Click-click-click-click.

A rapid clicking sound emits from its head.

Cassidy cannot tell if it's communicating.

Or tasting.

Or laughing.

She can't move.

Her body goes cold the way prey goes cold when it realizes it has been seen first.

The thing's head snaps.

Too fast.

It stares directly at Cassidy.

She sees the eye then.

One massive eye, swollen and wrong, with tiny ones clustered around it like parasites.

The pupils spasm—large, frantic, focusing—

all of them aligning on her.

Cassidy's mouth opens.

No sound comes.

The light flickers once more.

And the thing is gone.

Not moved.

Not crawled away.

Gone like it was never there.

Cassidy sucks in a breath so hard it hurts.

"What… what was that…"

Her hands shake.

She steps backward, hits the edge of a table, and nearly stumbles.

She lunges for the door.

Grips the knob.

Twists.

It doesn't open.

She twists again, harder.

Still nothing.

The metal is warm under her palm, like the door is being held shut by pressure rather than lock.

She backs up, staring at the workshop like it might explain itself.

The hums have stopped.

Her prototypes are quiet.

But the room is not calm.

The room feels watched.

And somewhere in the facility—

something else moves.

Allium and Weaver are walking a corridor on the opposite wing.

Weaver's steps are controlled, his posture straight, thread-sense brushing the walls like invisible fingertips. He is mid-thought, mid-analysis, speaking softly about systems, about readings, about the "shape" of danger.

Allium stops.

Not gradually.

Instantly.

He tilts his head.

Like an animal hearing a sound only it can hear.

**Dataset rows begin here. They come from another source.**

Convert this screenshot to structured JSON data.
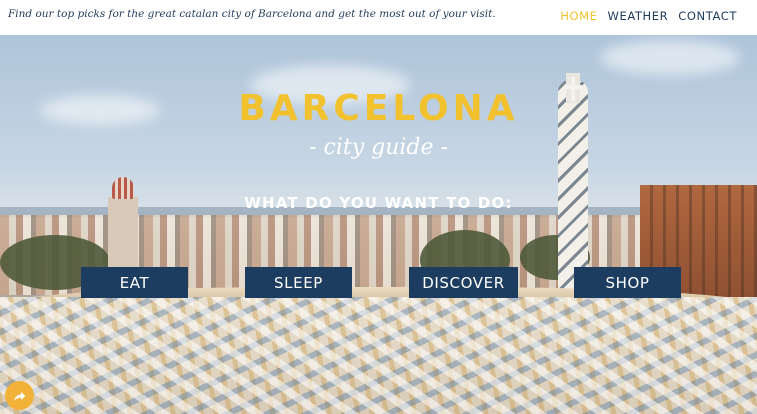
{
  "header": {
    "tagline": "Find our top picks for the great catalan city of Barcelona and get the most out of your visit.",
    "nav": [
      {
        "label": "HOME",
        "active": true
      },
      {
        "label": "WEATHER",
        "active": false
      },
      {
        "label": "CONTACT",
        "active": false
      }
    ]
  },
  "hero": {
    "title": "BARCELONA",
    "subtitle": "- city guide -",
    "question": "WHAT DO YOU WANT TO DO:",
    "buttons": [
      {
        "label": "EAT"
      },
      {
        "label": "SLEEP"
      },
      {
        "label": "DISCOVER"
      },
      {
        "label": "SHOP"
      }
    ]
  },
  "floating": {
    "share_icon": "share-arrow-icon"
  },
  "colors": {
    "accent": "#f2c12e",
    "navy": "#1c3d5f",
    "share": "#f2b23a"
  }
}
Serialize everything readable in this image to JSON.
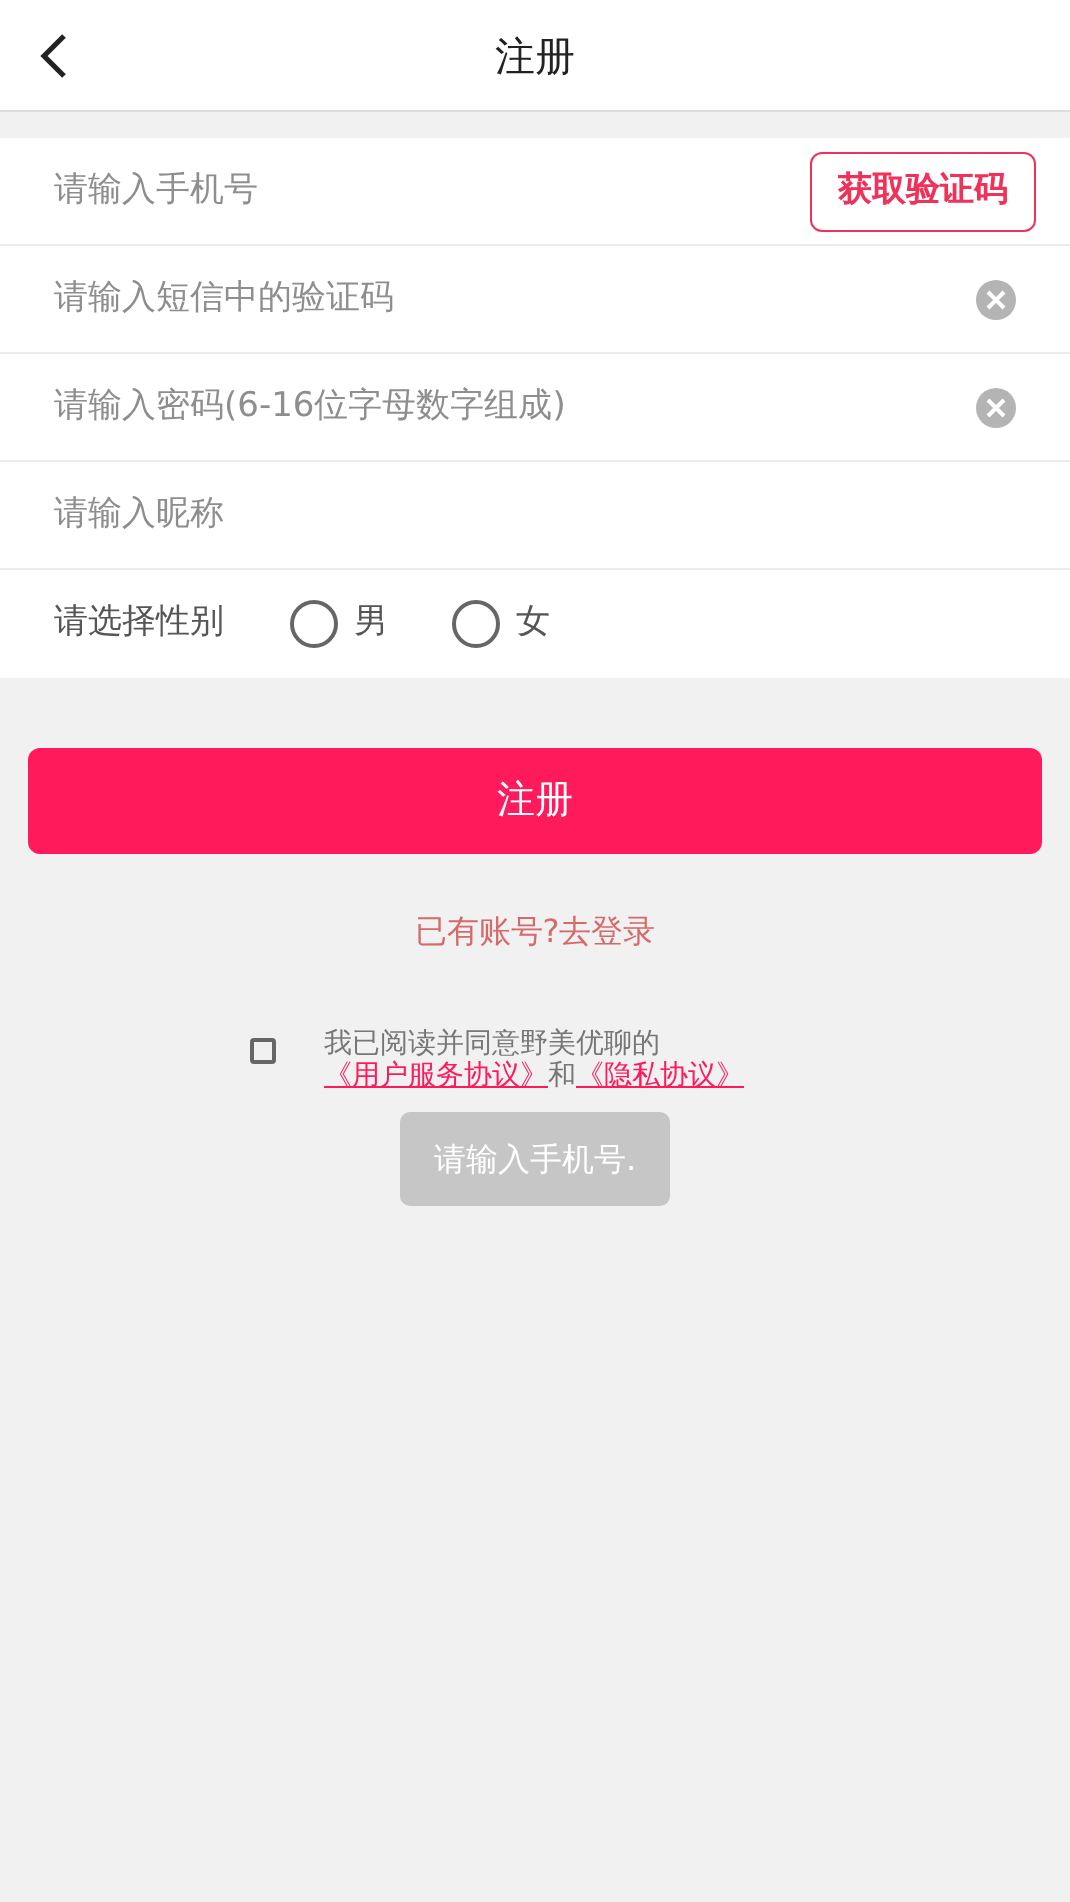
{
  "header": {
    "title": "注册"
  },
  "fields": [
    {
      "kind": "phone",
      "placeholder": "请输入手机号",
      "button": "获取验证码"
    },
    {
      "kind": "clearable",
      "placeholder": "请输入短信中的验证码"
    },
    {
      "kind": "clearable",
      "placeholder": "请输入密码(6-16位字母数字组成)"
    },
    {
      "kind": "plain",
      "placeholder": "请输入昵称"
    }
  ],
  "gender": {
    "label": "请选择性别",
    "options": [
      {
        "label": "男",
        "selected": false
      },
      {
        "label": "女",
        "selected": false
      }
    ]
  },
  "register_button": "注册",
  "login_link": "已有账号?去登录",
  "agreement": {
    "checked": false,
    "text": "我已阅读并同意野美优聊的",
    "link_1": "《用户服务协议》",
    "joiner": "和",
    "link_2": "《隐私协议》"
  },
  "toast": "请输入手机号."
}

Weaver turns toward him, threads tightening slightly.

"Are you feeling it again… Allium?"

Allium's eyes narrow.

He shakes his head.

"No."

A beat.

Then his expression shifts.

Not fear.

Alarm.

"No," he repeats, voice lower now. "But I feel… life forces fading."

Weaver's threads flare outward like a startled net.

"What do you mean fading?"

Allium's gaze snaps back down the corridor, toward the wing they came from.

"Gone," Allium murmurs.

Then again—

"Another."

His eyes widen as his senses sharpen, tracking the disappearances like they're points on a map.

"And another."

Weaver's voice hardens.

"But I don't feel anything."

Allium's jaw tightens.

"I do," he says, and for the first time his calm sounds strained. "Something is killing and taking here, Weaver."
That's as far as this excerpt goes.